Collaboration with Scottish Association for Marine Science.
Aquaculture is an important industry for the UK. Employing more than 8,000 people, mostly in remote locations where other job opportunities are scarce and with exports worth in excess of £500 million.
There are several bottlenecks on the expansion of aquaculture industry on the UK like the sea lice problem, harmful algal blooms and environment restrictions of space and pollution in close environments.
One of the solutions presented is the migration of aquaculture to more exposed, dispersive environments but the impact of these offshore aquaculture site conditions onto the environment and the fish require scientific evaluation.
Assessment of the potential for the migration of aquaculture to more energetic “offshore” environments is timely given the demand for increase production and difficulties of further expansion of the industry within the sea loch environment.
The underlying rationale for migration of aquaculture to more dispersive “offshore” environments is therefore based on hypotheses that:
• These environments are more dispersive of wastes and chemical treatments [leading to increased dilution and reduced negative impact].
• Dispersive environments will reduce the pressure of sea lice [through reducing retention and exchange of lice between sites as well as reducing exchange with wild populations].
• Offshore environments are less likely to be impacted by harmful algal blooms [that more easily proliferate in the “incubator” of a restricted exchange sea loch]
• Fish health and welfare [reducing sea lice infestations and Amoebic Gill Disease (AGD) prevalence would improve fish health and welfare].
In this project we will therefore characterise, in detail, the physical environments of contrasting fish farm sites (existing and hypothetical), allowing us to test the above hypotheses using mathematical modelling tools.
Specifically, we will use existing state of the art modelling tools that are currently used to address dispersive and connectivity issues in aquaculture, but these tools will be used critically, with an eye to evaluating their appropriateness in this new environment.
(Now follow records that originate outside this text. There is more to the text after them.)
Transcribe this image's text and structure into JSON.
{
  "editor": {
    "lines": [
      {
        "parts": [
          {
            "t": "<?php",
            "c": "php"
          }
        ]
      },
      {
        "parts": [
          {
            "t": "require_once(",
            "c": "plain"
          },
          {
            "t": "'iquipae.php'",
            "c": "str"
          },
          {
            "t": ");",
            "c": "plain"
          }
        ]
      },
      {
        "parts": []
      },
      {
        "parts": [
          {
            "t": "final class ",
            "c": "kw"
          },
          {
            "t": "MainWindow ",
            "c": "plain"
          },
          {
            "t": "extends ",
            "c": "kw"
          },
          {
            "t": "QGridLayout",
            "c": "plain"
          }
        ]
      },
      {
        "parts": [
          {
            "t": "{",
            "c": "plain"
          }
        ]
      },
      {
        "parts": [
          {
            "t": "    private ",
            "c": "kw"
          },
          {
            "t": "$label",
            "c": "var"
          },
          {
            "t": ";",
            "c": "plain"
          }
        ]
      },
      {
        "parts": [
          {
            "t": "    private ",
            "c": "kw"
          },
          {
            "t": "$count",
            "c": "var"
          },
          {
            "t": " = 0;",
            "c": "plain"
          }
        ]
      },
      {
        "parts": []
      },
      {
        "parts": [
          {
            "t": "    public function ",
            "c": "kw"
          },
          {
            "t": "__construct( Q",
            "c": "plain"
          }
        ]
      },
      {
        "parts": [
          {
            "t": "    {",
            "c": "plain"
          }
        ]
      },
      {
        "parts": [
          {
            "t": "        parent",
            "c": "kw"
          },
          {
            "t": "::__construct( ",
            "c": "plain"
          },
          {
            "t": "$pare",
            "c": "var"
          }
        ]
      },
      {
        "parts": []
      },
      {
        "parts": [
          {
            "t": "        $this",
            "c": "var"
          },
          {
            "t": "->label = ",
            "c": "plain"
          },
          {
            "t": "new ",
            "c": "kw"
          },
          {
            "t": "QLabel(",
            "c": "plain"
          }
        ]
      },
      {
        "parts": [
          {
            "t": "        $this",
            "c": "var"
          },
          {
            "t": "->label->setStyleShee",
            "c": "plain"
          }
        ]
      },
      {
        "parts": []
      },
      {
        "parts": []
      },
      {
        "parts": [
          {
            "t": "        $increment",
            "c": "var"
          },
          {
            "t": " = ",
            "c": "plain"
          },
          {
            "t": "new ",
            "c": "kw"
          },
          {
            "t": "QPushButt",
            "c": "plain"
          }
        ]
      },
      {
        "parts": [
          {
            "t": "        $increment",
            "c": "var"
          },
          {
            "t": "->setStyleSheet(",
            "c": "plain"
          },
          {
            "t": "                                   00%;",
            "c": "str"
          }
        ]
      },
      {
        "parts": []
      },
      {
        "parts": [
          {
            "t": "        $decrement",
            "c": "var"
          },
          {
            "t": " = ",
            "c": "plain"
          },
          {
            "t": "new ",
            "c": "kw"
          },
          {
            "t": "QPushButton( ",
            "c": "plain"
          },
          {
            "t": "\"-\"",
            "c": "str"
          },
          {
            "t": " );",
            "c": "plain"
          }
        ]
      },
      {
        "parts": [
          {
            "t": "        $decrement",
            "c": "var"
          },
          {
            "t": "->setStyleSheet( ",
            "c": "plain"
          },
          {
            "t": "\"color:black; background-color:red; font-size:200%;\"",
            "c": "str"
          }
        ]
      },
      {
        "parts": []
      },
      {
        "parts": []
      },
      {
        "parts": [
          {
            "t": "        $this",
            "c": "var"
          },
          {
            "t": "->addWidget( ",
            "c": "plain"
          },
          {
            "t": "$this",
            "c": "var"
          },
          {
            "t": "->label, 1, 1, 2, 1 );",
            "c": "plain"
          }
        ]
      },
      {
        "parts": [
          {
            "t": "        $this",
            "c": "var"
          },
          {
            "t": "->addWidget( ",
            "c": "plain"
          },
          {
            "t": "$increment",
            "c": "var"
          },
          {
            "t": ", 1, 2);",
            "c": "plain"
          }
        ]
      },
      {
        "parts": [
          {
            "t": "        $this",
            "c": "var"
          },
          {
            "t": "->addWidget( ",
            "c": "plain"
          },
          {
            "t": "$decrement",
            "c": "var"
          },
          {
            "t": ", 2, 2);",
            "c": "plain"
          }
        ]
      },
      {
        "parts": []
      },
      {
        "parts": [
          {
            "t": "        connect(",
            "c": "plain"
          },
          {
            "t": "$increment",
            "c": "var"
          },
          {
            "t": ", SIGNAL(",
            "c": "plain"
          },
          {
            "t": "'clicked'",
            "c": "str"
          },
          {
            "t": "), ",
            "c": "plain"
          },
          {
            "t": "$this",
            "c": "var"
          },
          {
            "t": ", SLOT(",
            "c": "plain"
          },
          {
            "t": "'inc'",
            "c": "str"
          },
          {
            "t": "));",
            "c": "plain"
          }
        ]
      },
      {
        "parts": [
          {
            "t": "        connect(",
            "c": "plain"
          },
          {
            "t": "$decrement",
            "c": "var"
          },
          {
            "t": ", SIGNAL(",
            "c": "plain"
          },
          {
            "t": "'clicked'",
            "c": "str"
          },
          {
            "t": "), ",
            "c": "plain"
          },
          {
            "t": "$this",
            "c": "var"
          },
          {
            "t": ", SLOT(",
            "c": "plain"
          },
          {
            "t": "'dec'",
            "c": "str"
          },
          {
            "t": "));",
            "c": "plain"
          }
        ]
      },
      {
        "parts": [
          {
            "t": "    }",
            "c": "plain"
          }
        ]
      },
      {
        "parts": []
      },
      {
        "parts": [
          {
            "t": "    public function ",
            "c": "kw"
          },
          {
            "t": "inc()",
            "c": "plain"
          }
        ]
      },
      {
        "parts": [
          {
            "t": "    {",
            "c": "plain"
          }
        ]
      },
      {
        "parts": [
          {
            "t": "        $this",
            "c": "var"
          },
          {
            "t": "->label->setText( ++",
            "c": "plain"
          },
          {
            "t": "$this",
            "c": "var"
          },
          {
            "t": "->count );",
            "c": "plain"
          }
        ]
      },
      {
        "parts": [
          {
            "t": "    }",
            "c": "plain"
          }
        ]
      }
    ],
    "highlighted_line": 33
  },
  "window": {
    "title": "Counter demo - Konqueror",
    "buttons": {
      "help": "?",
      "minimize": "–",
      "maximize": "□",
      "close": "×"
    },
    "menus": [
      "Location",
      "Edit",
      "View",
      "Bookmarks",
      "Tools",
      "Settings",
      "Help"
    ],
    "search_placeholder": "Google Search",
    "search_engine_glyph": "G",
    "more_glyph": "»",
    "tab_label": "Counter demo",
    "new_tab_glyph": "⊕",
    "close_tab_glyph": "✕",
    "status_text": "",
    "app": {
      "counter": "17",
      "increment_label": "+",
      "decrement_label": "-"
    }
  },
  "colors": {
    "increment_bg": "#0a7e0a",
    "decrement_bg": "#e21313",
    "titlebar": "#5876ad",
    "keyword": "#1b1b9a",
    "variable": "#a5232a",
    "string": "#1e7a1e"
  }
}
Shortcomings or potential improvements in methodologies will be highlighted. With our detailed physical observations and modelling tools we will then be able to evaluate a number of other key impacts, on fish health and HAB risk, resulting from offshore migration of the industry. The result will be a set of tools and understanding that underpin site selection, enabling the industry to expand in a manner that minimises environmental consequences.
Stirling university research group on health and welfare would be leading WP1 on health and welfare of fish under offshore aquaculture systems. We will obtain physiological and metabolic data from 5 offshore farm sites and this data will be used to inform the model being created in WP3 and correlated with the physical/oceanographic information provided by the other work packages (current speed and variability, temperature, salinity and waves) also other information like algal blooms and sea lice and discharge dispersal models will be incorporated. This would allow us the study of temporal response to environmental conditions.